At the entrance of the church is a Hungarian who cries unceasingly, calling in heartrending tones for a physician. His back and his shoulders, ploughed with grapeshot, appear as if torn by iron hooks and are one mass of quivering, raw flesh. The rest of his body is swollen, green and black—horrible. He can neither lie down nor sit up. I dip some packages of lint in cool water and try to make a cushion for him, but gangrene soon carries him off.
A little further on lies a dying Zouave who is weeping bitter tears, and we console him as if he were a little child. The preceding fatigue, the lack of food and repose, the intensity of the pain, the fear of dying without help, excites even in these brave soldiers a nervous sensibility which betrays itself by sobs. One of their chief thoughts, when they are not suffering too cruelly, is the memory of their mother, and the fear of the grief she will experience on learning of their fate. On the corpse of a soldier we found, hanging from his neck, a medallion containing the portrait of an aged woman, without doubt his mother, which with his left hand he was pressing on his heart.

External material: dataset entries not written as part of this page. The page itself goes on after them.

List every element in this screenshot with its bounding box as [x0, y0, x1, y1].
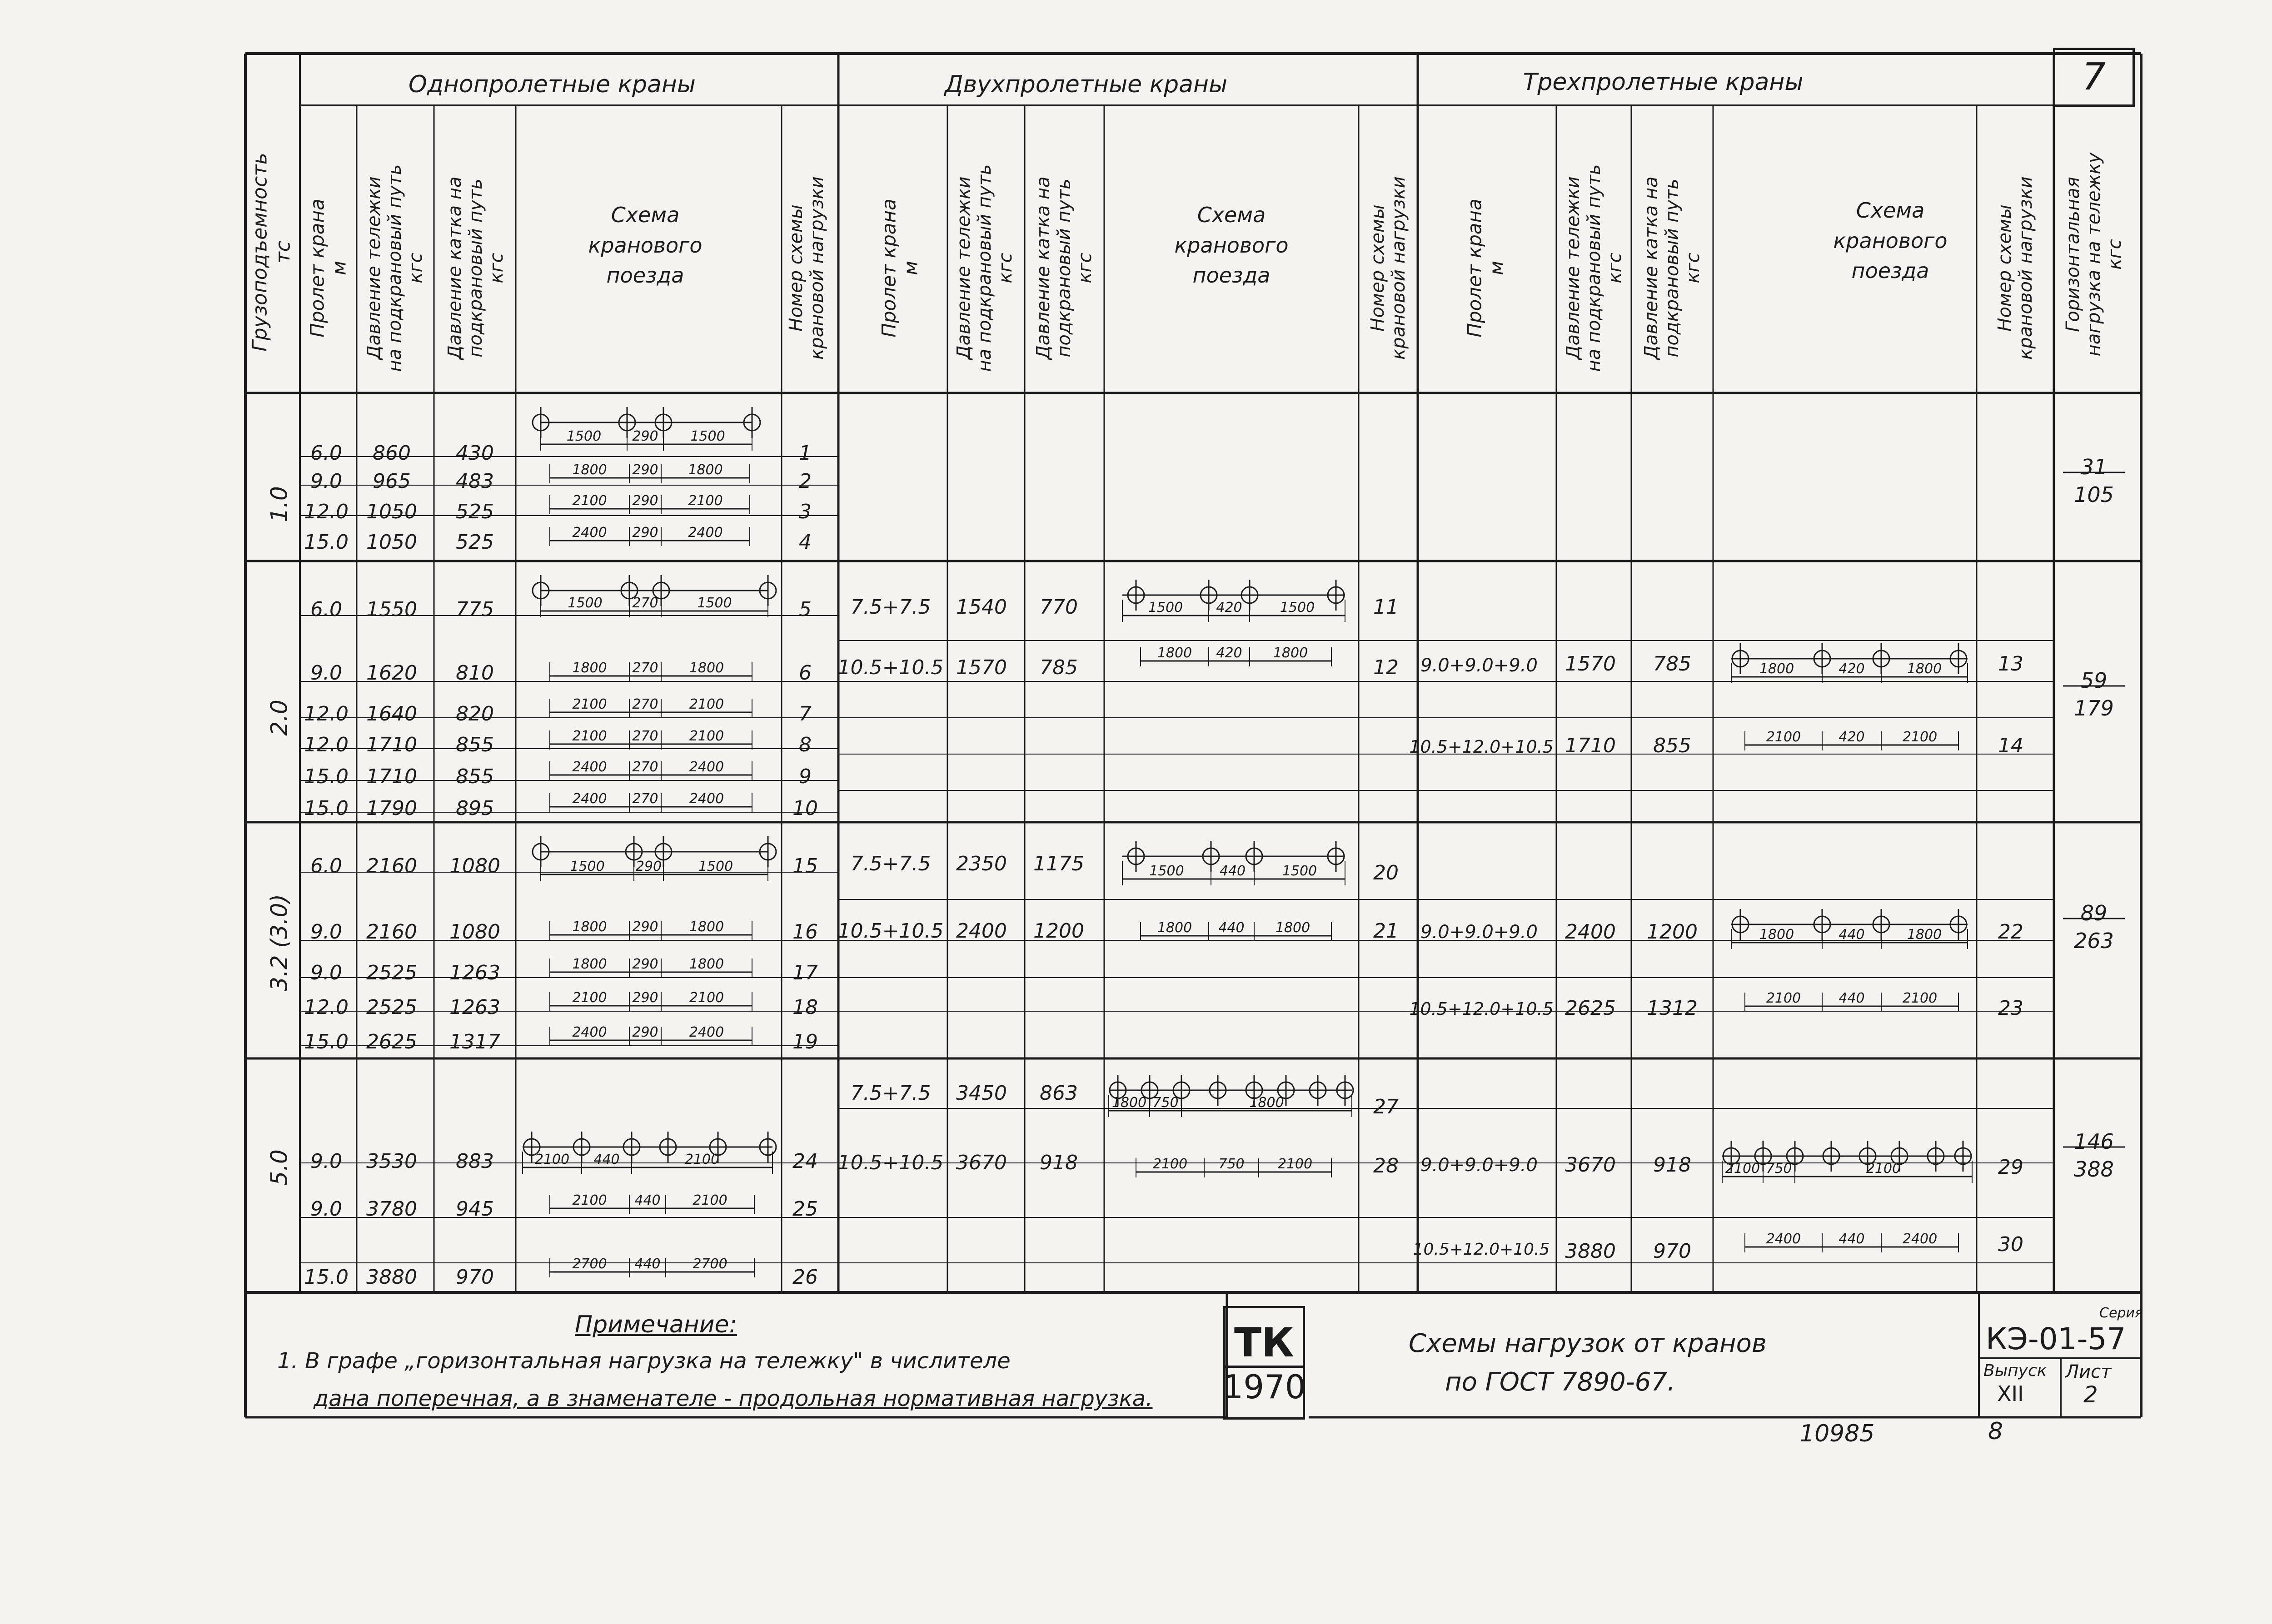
triple-wheel-col-header: Давление катка на подкрановый путь кгс — [1641, 176, 1704, 360]
trolley-cell: 2625 — [366, 1030, 417, 1053]
wheel-cell: 525 — [456, 500, 494, 523]
dimension-label: 270 — [632, 696, 658, 712]
dimension-label: 1800 — [1157, 645, 1192, 661]
stamp-org: ТК — [1234, 1319, 1294, 1366]
span-cell: 9.0 — [310, 1197, 342, 1221]
dimension-label: 290 — [632, 990, 658, 1006]
span-cell: 7.5+7.5 — [850, 1082, 931, 1105]
double-trolley-col-header: Давление тележки на подкрановый путь кгс — [953, 164, 1016, 372]
capacity-value: 5.0 — [266, 1149, 293, 1186]
archive-number: 10985 — [1799, 1420, 1875, 1447]
trolley-cell: 1550 — [366, 598, 417, 621]
dimension-label: 2400 — [1902, 1231, 1938, 1247]
wheel-cell: 785 — [1653, 652, 1691, 675]
trolley-cell: 1710 — [366, 765, 417, 788]
double-scheme-no-header: Номер схемы крановой нагрузки — [1367, 176, 1409, 360]
scheme-no-cell: 29 — [1998, 1156, 2023, 1179]
dimension-label: 1500 — [1282, 863, 1317, 879]
span-cell: 6.0 — [310, 442, 342, 465]
dimension-label: 270 — [632, 728, 658, 744]
dimension-label: 440 — [1219, 863, 1246, 879]
trolley-cell: 860 — [373, 442, 411, 465]
span-cell: 10.5+12.0+10.5 — [1409, 999, 1554, 1019]
dimension-label: 290 — [632, 525, 658, 541]
dimension-label: 1500 — [570, 859, 605, 874]
dimension-label: 2100 — [684, 1152, 720, 1167]
dimension-label: 290 — [632, 428, 658, 444]
dimension-label: 2400 — [688, 525, 723, 541]
dimension-label: 2100 — [689, 728, 724, 744]
wheel-cell: 430 — [456, 442, 494, 465]
capacity-value: 1.0 — [266, 486, 293, 522]
scheme-no-cell: 3 — [799, 500, 812, 523]
horizontal-load-numerator: 31 — [2080, 455, 2108, 479]
wheel-cell: 1080 — [449, 920, 500, 944]
dimension-label: 420 — [1839, 661, 1865, 677]
dimension-label: 440 — [1839, 1231, 1865, 1247]
wheel-cell: 855 — [456, 733, 494, 756]
capacity-header: Грузоподъемность тс — [248, 153, 294, 352]
span-cell: 10.5+12.0+10.5 — [1409, 737, 1554, 757]
dimension-label: 1500 — [566, 428, 602, 444]
scheme-no-cell: 23 — [1998, 997, 2023, 1020]
dimension-label: 1500 — [1280, 600, 1315, 616]
wheel-cell: 855 — [1653, 734, 1691, 757]
triple-span-header: Трехпролетные краны — [1523, 69, 1804, 96]
wheel-cell: 785 — [1040, 656, 1078, 679]
span-cell: 9.0 — [310, 661, 342, 685]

In the part nearest the great door of the church Maggiore lie, now, on straw, enveloped in covers, about a hundred French non-commissioned officers and soldiers. They are ranged in two nearly parallel ranks, between which one can pass. Their wounds have been dressed. The distribution of soup has taken place. They are quiet. They follow me with their eyes; all heads turn to the left if I go to the left, to the right when I go to the right. Sincere thanks are visible on their astonished faces. "One can easily see that he is a Parisian," say some. "No," retort others, "he seems to be a Southerner." "Truly, sir, are you not from Bordeaux?" asks a third, and each wishes that I might be from his city or province. I met afterwards some of these wounded men, who had become crippled invalids. Recognizing me, they stopped to express their gratitude because I had nursed them in Castiglione. "We called you 'the gentleman in white,'" said one, in his picturesque language, "for you were always dressed entirely in white. It is true the weather did not fail to be hot."
The resignation of the poor soldiers was often touching; they suffered without complaint, they died humbly and silently.
On the other side of the church, some wounded Austrian prisoners fear to receive care which they distrust. They angrily tear off their bandages, opening their bleeding wounds. Others remain silent, dejected, impassive. But the greater number are far from being insensible to kindness and their faces express their thanks. One of them, about nineteen years of age, who with forty of his compatriots is pushed into the deep recesses of the church, has been without food for two days. He has lost one eye, he trembles with fever, he is scarcely able to speak or to drink a little bouillon. Our nursing revives him; twenty-four hours later when we are able to send him to Brescia, he leaves us with sorrow, almost with despair, pressing to his lips the hands of the good-hearted women of Castiglione, whom he entreats not to abandon him.
Another prisoner, a prey to a burning fever, draws attention to himself. He is not yet twenty years of age and his hair is already perfectly white; it became white during the battle, as his wounded comrades near whom he lies assure us.